Оставшись наедине в своей жалкой конуре, подростки были вполне довольны жизнью и не собирались задумываться о будущем. Гютен любил свою подружку, хотя никак не мог самому себе объяснить это чувство, поскольку любые размышления вызывали у него головную боль и наводили тоску. Одно он мог сказать точно: за Милашку с лёгкостью отдаст собственную жизнь. Для Луизы их отношения держались на привязанности и удобстве, которые приносило подобное сожительство. Ей нравилось, что всю грязную работу берёт на себя парень. Что никто не помыкает ею и не колотит за скудную добычу. Подчас она оставалась дома только потому, что на улице дождливо. И с наслаждением валялась на тюфяке, довольная, что не таскается по улицам в промозглую погоду. В такие дни Гютен уходил на промысел один. И, вернувшись, приносил Лулу маленькие подарки вроде шёлковой ленточки или кулёчка жареных каштанов.

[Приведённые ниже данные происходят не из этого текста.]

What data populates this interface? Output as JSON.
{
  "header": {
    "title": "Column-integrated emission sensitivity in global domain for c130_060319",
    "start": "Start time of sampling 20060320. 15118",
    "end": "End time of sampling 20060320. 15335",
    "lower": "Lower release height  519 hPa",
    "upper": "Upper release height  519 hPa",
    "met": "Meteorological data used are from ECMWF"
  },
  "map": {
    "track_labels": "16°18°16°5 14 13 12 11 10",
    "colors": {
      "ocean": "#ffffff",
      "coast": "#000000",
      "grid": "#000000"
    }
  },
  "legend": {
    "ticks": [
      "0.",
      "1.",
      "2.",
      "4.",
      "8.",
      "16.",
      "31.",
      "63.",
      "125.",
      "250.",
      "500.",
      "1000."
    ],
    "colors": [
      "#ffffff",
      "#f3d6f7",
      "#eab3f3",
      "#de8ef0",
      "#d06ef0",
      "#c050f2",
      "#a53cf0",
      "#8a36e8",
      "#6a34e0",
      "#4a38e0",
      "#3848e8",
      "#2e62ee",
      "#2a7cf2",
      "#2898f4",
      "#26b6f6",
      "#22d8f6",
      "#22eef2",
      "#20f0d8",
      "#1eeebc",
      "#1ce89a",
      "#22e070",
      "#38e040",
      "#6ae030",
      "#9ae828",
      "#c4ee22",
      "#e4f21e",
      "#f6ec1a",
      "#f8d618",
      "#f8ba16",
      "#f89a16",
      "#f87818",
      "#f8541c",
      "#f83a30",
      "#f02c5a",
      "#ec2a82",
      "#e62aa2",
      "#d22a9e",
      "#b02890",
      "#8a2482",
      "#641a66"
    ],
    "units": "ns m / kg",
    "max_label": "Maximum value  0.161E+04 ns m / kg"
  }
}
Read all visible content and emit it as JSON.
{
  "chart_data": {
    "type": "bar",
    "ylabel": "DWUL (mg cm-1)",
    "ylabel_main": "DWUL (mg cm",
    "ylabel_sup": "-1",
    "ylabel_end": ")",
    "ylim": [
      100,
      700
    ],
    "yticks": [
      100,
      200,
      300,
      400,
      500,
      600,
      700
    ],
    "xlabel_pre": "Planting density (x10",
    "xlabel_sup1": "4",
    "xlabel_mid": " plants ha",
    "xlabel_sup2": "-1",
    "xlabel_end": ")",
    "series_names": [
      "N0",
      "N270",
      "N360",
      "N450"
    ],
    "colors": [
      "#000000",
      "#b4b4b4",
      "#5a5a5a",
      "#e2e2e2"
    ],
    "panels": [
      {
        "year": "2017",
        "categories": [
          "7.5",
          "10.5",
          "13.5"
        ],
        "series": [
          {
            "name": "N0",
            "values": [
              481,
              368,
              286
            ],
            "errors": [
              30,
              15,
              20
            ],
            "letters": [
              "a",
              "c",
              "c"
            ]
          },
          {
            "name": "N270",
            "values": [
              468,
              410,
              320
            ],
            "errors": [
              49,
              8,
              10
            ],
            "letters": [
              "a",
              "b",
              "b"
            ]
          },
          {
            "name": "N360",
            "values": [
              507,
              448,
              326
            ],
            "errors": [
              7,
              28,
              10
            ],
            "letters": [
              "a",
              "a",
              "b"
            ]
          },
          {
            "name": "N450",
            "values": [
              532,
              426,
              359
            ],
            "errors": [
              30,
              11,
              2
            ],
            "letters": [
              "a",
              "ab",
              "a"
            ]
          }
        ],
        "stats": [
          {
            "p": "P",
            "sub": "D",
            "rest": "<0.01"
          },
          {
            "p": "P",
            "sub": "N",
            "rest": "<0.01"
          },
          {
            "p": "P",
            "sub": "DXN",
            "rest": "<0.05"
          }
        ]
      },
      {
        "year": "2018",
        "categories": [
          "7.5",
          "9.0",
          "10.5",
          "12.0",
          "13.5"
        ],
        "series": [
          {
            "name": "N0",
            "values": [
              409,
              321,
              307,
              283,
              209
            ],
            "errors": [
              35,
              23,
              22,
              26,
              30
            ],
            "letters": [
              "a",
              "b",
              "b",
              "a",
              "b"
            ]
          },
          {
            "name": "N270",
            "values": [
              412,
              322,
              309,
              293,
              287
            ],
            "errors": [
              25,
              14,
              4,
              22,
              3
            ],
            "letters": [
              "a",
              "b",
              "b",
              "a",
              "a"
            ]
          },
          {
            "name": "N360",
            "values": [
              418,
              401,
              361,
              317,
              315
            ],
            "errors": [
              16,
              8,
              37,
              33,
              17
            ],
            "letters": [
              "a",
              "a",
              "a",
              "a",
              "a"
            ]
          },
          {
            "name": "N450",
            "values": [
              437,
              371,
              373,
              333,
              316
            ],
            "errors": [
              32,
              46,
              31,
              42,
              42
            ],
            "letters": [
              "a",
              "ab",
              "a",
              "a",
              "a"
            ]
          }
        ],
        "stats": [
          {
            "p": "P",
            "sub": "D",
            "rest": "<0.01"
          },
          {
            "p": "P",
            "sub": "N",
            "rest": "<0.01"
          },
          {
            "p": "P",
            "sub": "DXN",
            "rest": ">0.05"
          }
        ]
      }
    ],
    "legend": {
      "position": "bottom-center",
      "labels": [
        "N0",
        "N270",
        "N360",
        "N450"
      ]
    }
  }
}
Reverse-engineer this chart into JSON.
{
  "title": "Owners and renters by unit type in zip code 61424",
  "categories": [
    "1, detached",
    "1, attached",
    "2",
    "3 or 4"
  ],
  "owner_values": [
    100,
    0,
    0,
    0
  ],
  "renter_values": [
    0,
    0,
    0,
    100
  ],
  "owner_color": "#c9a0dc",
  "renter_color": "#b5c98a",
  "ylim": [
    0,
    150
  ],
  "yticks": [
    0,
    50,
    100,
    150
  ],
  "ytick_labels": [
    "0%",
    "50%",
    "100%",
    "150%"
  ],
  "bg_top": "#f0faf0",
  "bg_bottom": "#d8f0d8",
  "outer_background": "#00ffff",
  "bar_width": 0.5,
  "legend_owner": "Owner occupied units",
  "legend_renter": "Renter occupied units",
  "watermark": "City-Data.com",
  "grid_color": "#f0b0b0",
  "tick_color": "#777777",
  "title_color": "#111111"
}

Наступала зима. Снег никак не шёл. Голые ветви деревьев уныло покачивались на ветру. Грязь на улицах и переулках успела подмёрзнуть, и от глухого стука сабо и рваных башмаков становилось ещё холоднее. Горожане старались поскорее нырять по домам, где в очаге весело танцует пламя, даря тепло и уют. Потаскушки, стуча зубами, часами слонялись по кварталу в безуспешной попытке завлечь мужчин. Воришки частенько возвращались ни с чем. Попрошайки за весь день едва могли наскрести пару монет. В один из вечеров Клод Бенуа, глядя на жалкую кучку денег, пришёл в ярость. Да что они себе думают? Чёртовы кретины! Как он понесёт эдакие гроши хозяину? Лентяи проклятые, так и норовят отлынивать от работы, а ему по их милости запросто выпустят кишки! И Краснорожий обрушился на первого, кто подвернулся под руку, – на сводню, которая лепетала, что всему виной холода.

Бенуа распалялся всё больше, лицо его побагровело, он вскочил из-за стола, где на щербатом блюде лежали деньги, и завопил:

– Да ты вообще захлопни пасть, мерзавка! Твои девки уродливы, словно горгульи. Ясно, что на них нет желающих. У-у-у-у, тупица! Не смогла обзавестись ни одной смазливой шлюхой. Конечно, люди шарахаются от твоих кляч.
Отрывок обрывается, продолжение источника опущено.